The news of these new converts reached the Christian leaders in Jerusalem. Therefore, they sent out Barnabas, a good man full of the Holy Spirit and of faith, to strengthen the believers in Antioch. There, he was encouraged by the member’s faith and he exhorted them to continue with the Lord. Then, Barnabas brought the apostle Paul to Antioch. For a whole year, Paul and Barnabas taught the people. As a result, a great many people were converted to the Lord.
Thus, it is believed that the first church outside Jerusalem was that of Antioch. It was from there that Paul started on his first missionary journey (Acts 13:1-3), and returned to it (Acts 14:26). Then, he left to his second missionary journey, after the Jerusalem decree, to preach to the Gentile converts, and ended it there (Acts 15:36,18:22-23). From there he started his third journey.
Nicolas was one of the “Seven Deacons” and was a proselyte of Antioch. From there, the charity was sent by the hands of Barnabas and Saul to the brethren at Jerusalem who were suffering in the famine. Also, at Antioch, the Judaizers from Jerusalem disturbed the church (Acts 15:1). There also, Paul rebuked Peter for hypocrisy (Galatians 2:11-12).
The Church of Antioch was one of the five chief churches in Christianity before the East–West Division in 1054, with its main seat in the old Greek city of Antioch (modern Antakya, Turkey). However, in the 15th century, it was relocated to Syria due to the Ottoman invasion.

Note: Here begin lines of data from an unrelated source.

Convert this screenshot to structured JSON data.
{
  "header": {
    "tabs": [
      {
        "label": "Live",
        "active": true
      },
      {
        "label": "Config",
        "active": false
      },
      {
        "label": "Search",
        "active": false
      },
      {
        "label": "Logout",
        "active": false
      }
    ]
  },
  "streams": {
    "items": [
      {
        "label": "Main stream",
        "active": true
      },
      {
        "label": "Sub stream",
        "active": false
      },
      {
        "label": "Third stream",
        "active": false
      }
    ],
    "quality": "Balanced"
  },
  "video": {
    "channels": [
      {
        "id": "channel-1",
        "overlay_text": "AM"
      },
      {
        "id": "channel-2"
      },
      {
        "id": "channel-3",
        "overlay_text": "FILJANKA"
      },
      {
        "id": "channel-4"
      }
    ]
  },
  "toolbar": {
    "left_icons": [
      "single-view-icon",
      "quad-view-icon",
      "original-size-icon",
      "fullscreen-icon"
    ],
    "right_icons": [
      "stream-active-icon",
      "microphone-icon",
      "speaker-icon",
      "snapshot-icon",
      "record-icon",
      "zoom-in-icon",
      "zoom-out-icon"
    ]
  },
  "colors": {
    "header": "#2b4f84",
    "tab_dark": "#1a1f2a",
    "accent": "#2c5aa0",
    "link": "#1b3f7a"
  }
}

It was in Antioch were the disciples were first called “Christians.” The first part of the word Christian is from the Greek Christos, “Christ,” while the ending is Latin. It is probable that the name was given to the Christians by the heathens in ridicule. At a later time, what had been originally intended as an insult became an honorable name (1 Peter 4:16). Tradition attributes the beginning of the name to Euodius, the first bishop of Antioch. Also, Ignatius, the heir of Euodius, that became the head of the church there, used it often.